„Meinungsfreiheit heißt nicht, dass man Unsinn reden darf!“

Hagen Benke vom Europäischen Informations-Zentrum Niedersachsen

Braunschweig. Am Internationalen Tag gegen Rassismus eröffnete Dirk Bitterberg, stellvertretender Vorstandsvorsitzender des AWO-Bezirksverbandes Braunschweig, die Veranstaltung „Rechtsruck in Europa und Deutschland“ im Braunschweiger Kultur- und Kommunikationszentrum Brunsviga. Referent Hagen Benke vom Europäischen Informations-Zentrum Niedersachsen stellte einige starke rechtspopulistische Parteien aus Europa dar, wie beispielsweise die FPÖ (Freiheitliche Partei Österreichs), rassemblement national aus Frankreich und Lega Nord aus Italien.

Viele rechtspopulistische Parteien benutzten heutzutage auffällige, provokative Plakate, um mehr Aufmerksamkeit zu gewinnen und somit für Aufsehen zu sorgen. Auch die AfD (Alternative für Deutschland), welche am Anfang wirtschaftsliberal eingestellt gewesen sei und somit unter anderem Staatsschulden habe bekämpfen wollen, nutze die Art des Werbens mit Plakaten. „Wenn die AfD behaupten würde, sie sei eine ganz normale Partei, dann kann man sehr gut belegen, dass das ganz großer Quatsch ist“, stellte Benke fest.

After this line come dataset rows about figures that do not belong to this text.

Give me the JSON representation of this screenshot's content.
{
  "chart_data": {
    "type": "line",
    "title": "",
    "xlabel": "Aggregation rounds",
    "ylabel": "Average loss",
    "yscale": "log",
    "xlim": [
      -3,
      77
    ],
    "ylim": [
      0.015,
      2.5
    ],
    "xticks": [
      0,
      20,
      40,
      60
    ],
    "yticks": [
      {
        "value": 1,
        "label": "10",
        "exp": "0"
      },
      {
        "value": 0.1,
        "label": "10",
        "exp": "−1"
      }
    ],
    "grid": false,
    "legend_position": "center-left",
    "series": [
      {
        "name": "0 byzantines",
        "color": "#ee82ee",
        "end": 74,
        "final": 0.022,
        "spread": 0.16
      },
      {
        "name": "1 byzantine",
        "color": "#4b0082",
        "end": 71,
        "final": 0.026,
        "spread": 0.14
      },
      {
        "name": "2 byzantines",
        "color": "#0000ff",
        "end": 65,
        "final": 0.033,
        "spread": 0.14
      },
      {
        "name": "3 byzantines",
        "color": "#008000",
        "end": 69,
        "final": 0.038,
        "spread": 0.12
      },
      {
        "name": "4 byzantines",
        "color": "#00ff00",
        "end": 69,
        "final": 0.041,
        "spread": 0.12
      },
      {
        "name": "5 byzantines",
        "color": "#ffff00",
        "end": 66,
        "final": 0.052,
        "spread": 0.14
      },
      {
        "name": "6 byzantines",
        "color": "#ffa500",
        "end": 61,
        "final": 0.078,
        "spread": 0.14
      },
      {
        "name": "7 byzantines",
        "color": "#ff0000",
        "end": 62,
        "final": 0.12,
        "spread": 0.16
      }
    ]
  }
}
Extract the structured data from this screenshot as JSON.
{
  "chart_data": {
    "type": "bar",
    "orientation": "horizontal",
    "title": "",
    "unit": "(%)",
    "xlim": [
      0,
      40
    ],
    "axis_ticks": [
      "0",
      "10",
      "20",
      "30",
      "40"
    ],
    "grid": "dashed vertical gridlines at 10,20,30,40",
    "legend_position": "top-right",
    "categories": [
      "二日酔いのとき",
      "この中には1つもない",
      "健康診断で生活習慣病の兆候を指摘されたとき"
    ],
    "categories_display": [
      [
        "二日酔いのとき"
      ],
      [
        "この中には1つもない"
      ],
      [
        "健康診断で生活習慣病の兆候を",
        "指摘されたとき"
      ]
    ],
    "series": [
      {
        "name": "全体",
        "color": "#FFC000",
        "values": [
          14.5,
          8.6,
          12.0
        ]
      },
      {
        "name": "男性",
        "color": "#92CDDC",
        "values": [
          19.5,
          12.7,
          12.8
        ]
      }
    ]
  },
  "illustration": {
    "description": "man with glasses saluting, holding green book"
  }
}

In Deutschland sei die Organisation „Pegida“ sehr bekannt. Sie sei eine islam- und fremdenfeindliche, völkische, rassistische und rechtspopulistische Organisation, welche nicht nur aus einem rechtspopulistischen Volk bestehe, sondern auch unzufriedene Bürger als Anhänger habe, die auch bildungsärmeren oder sozial schwachen Verhältnissen kämen -doch Mitleid habe Benke mit ihnen trotzdem nicht. Durch ihr Verhalten werde die Flüchtlingskrise zur Krise der deutschen Gesellschaft. Es gebe immer zwei Seiten, Konservative und wirklich Rechte.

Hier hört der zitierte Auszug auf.